Rawls identifie cinq types de sociétés : les sociétés libérales (c’est-à-dire précisément celles dont il est question dans sa Théorie de la justice), les sociétés hiérarchiques consultatives, les sociétés "accablées", les Etats hors-la-loi (notez que Rawls n’utilise pas le terme de "sociétés" les concernant) et les absolutismes bienveillants. Nous pouvons écarter cette dernière catégorie parce qu’elle n’a jamais joué de rôle dans Le Droit des gens. (Je n’ai jamais compris pourquoi. Peut-être que Rawls ne savait pas quoi faire avec elle.) Les sociétés libérales et les hiérarchies consultatives sont des sociétés "bien ordonnées" (ce qui signifie que dans chacune d’entre elles les principes sur lesquels elles se fondent sont renforcés par les actions quotidiennes des peuples) ; elles se respectent mutuellement, elles respectent les principes (différents) sur lesquels chacune est fondée. Les sociétés accablées ne peuvent devenir libérales parce qu’elles sont freinées par leur pauvreté. Les Etats hors-la-loi font tout le temps la guerre (et ce sans réel motif ; comme dans un film d’Hollywood, ils semblent juste adorer jouer les fauteurs de désordres).

Donc les règles deviennent alors relativement simples et certains diraient même simplistes. Les sociétés bien ordonnées, bien que différentes en termes de structure interne, peuvent coexister en paix parce qu’elles se respectent l’une l’autre et les sociétés libérales n’essayent pas d’imposer leurs normes sur les hiérarchies consultatives. Elles n’essayent pas d’exporter la démocratie.
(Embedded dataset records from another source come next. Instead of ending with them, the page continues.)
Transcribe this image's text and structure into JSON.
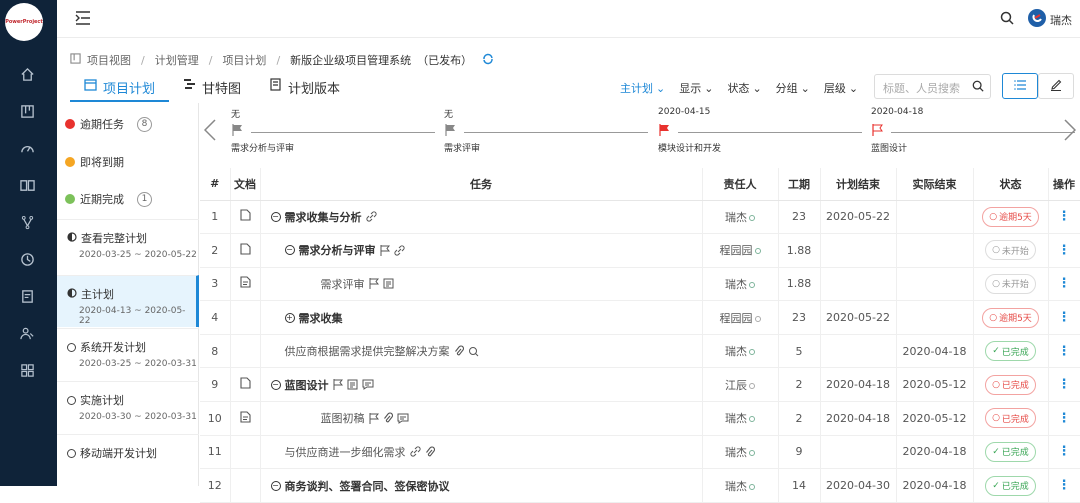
{
  "brand": {
    "logo_text": "PowerProject"
  },
  "sidebar": {
    "icons": [
      "home-icon",
      "board-icon",
      "dashboard-icon",
      "book-icon",
      "branch-icon",
      "clock-icon",
      "report-icon",
      "users-icon",
      "grid-icon"
    ]
  },
  "topbar": {
    "user_name": "瑞杰"
  },
  "breadcrumb": {
    "items": [
      "项目视图",
      "计划管理",
      "项目计划"
    ],
    "current": "新版企业级项目管理系统",
    "status": "（已发布）"
  },
  "tabs": [
    {
      "label": "项目计划",
      "active": true
    },
    {
      "label": "甘特图",
      "active": false
    },
    {
      "label": "计划版本",
      "active": false
    }
  ],
  "filters": [
    {
      "label": "主计划",
      "active": true
    },
    {
      "label": "显示"
    },
    {
      "label": "状态"
    },
    {
      "label": "分组"
    },
    {
      "label": "层级"
    }
  ],
  "search": {
    "placeholder": "标题、人员搜索"
  },
  "left_panel": {
    "alerts": [
      {
        "label": "逾期任务",
        "color": "#e8322e",
        "count": "8"
      },
      {
        "label": "即将到期",
        "color": "#f5a623",
        "count": ""
      },
      {
        "label": "近期完成",
        "color": "#7cc15a",
        "count": "1"
      }
    ],
    "plans": [
      {
        "name": "查看完整计划",
        "dates": "2020-03-25 ~ 2020-05-22",
        "active": false
      },
      {
        "name": "主计划",
        "dates": "2020-04-13 ~ 2020-05-22",
        "active": true
      },
      {
        "name": "系统开发计划",
        "dates": "2020-03-25 ~ 2020-03-31",
        "active": false
      },
      {
        "name": "实施计划",
        "dates": "2020-03-30 ~ 2020-03-31",
        "active": false
      },
      {
        "name": "移动端开发计划",
        "dates": "",
        "active": false
      }
    ]
  },
  "milestones": [
    {
      "date": "无",
      "name": "需求分析与评审",
      "flag_color": "#888"
    },
    {
      "date": "无",
      "name": "需求评审",
      "flag_color": "#888"
    },
    {
      "date": "2020-04-15",
      "name": "模块设计和开发",
      "flag_color": "#e8322e"
    },
    {
      "date": "2020-04-18",
      "name": "蓝图设计",
      "flag_color": "#e8322e"
    }
  ],
  "table": {
    "headers": [
      "#",
      "文档",
      "任务",
      "责任人",
      "工期",
      "计划结束",
      "实际结束",
      "状态",
      "操作"
    ],
    "rows": [
      {
        "num": "1",
        "doc": "doc",
        "indent": 0,
        "toggle": "minus",
        "bold": true,
        "task": "需求收集与分析",
        "icons": [
          "link"
        ],
        "owner": "瑞杰",
        "owner_ok": true,
        "duration": "23",
        "plan_end": "2020-05-22",
        "actual_end": "",
        "status": "逾期5天",
        "status_type": "red"
      },
      {
        "num": "2",
        "doc": "doc",
        "indent": 1,
        "toggle": "minus",
        "bold": true,
        "task": "需求分析与评审",
        "icons": [
          "flag",
          "link"
        ],
        "owner": "程园园",
        "owner_ok": true,
        "duration": "1.88",
        "plan_end": "",
        "actual_end": "",
        "status": "未开始",
        "status_type": "grey"
      },
      {
        "num": "3",
        "doc": "doc2",
        "indent": 2,
        "toggle": "",
        "bold": false,
        "task": "需求评审",
        "icons": [
          "flag",
          "list"
        ],
        "owner": "瑞杰",
        "owner_ok": true,
        "duration": "1.88",
        "plan_end": "",
        "actual_end": "",
        "status": "未开始",
        "status_type": "grey"
      },
      {
        "num": "4",
        "doc": "",
        "indent": 1,
        "toggle": "plus",
        "bold": true,
        "task": "需求收集",
        "icons": [],
        "owner": "程园园",
        "owner_ok": false,
        "duration": "23",
        "plan_end": "2020-05-22",
        "actual_end": "",
        "status": "逾期5天",
        "status_type": "red"
      },
      {
        "num": "8",
        "doc": "",
        "indent": 1,
        "toggle": "",
        "bold": false,
        "task": "供应商根据需求提供完整解决方案",
        "icons": [
          "clip",
          "search"
        ],
        "owner": "瑞杰",
        "owner_ok": true,
        "duration": "5",
        "plan_end": "",
        "actual_end": "2020-04-18",
        "status": "已完成",
        "status_type": "green"
      },
      {
        "num": "9",
        "doc": "doc",
        "indent": 0,
        "toggle": "minus",
        "bold": true,
        "task": "蓝图设计",
        "icons": [
          "flag",
          "list",
          "chat"
        ],
        "owner": "江辰",
        "owner_ok": false,
        "duration": "2",
        "plan_end": "2020-04-18",
        "actual_end": "2020-05-12",
        "status": "已完成",
        "status_type": "red"
      },
      {
        "num": "10",
        "doc": "doc2",
        "indent": 2,
        "toggle": "",
        "bold": false,
        "task": "蓝图初稿",
        "icons": [
          "flag",
          "clip",
          "chat"
        ],
        "owner": "瑞杰",
        "owner_ok": true,
        "duration": "2",
        "plan_end": "2020-04-18",
        "actual_end": "2020-05-12",
        "status": "已完成",
        "status_type": "red"
      },
      {
        "num": "11",
        "doc": "",
        "indent": 1,
        "toggle": "",
        "bold": false,
        "task": "与供应商进一步细化需求",
        "icons": [
          "link",
          "clip"
        ],
        "owner": "瑞杰",
        "owner_ok": true,
        "duration": "9",
        "plan_end": "",
        "actual_end": "2020-04-18",
        "status": "已完成",
        "status_type": "green"
      },
      {
        "num": "12",
        "doc": "",
        "indent": 0,
        "toggle": "minus",
        "bold": true,
        "task": "商务谈判、签署合同、签保密协议",
        "icons": [],
        "owner": "瑞杰",
        "owner_ok": true,
        "duration": "14",
        "plan_end": "2020-04-30",
        "actual_end": "2020-04-18",
        "status": "已完成",
        "status_type": "green"
      }
    ]
  }
}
Deuxièmement, les sociétés libérales ont le devoir d’aider les sociétés accablées, mais pas plus qu’il ne le faut pour que ces dernières deviennent libérales, ce qui, selon Rawls, survient à un très faible niveau de vie. Au-delà de ce point, même de larges écarts en termes de revenu dans le groupe des sociétés bien ordonnées ne justifient pas une poursuite de l’aide internationale. En d’autres mots, il n’y a pas de raison pour que la Norvège aide le Bangladesh dans la mesure où ils sont tous deux bien ordonnés. Enfin, Rawls rejette l’idée que la migration soit un droit, contre l’idée d’utiliser la migration pour alléger la pauvreté et les inégalités mondiales. Les pays (autrement dit, les populations organisées) ont le contrôle de leur territoire et eux seuls décident des personnes qu’ils acceptent. Ils peuvent accepter les réfugiés qui fuient la persécution, mais pas les migrants économiques (ce qui est d’ailleurs cohérent avec le fait que Rawls sous-estime l’importance que revêt le revenu pour notre bonheur).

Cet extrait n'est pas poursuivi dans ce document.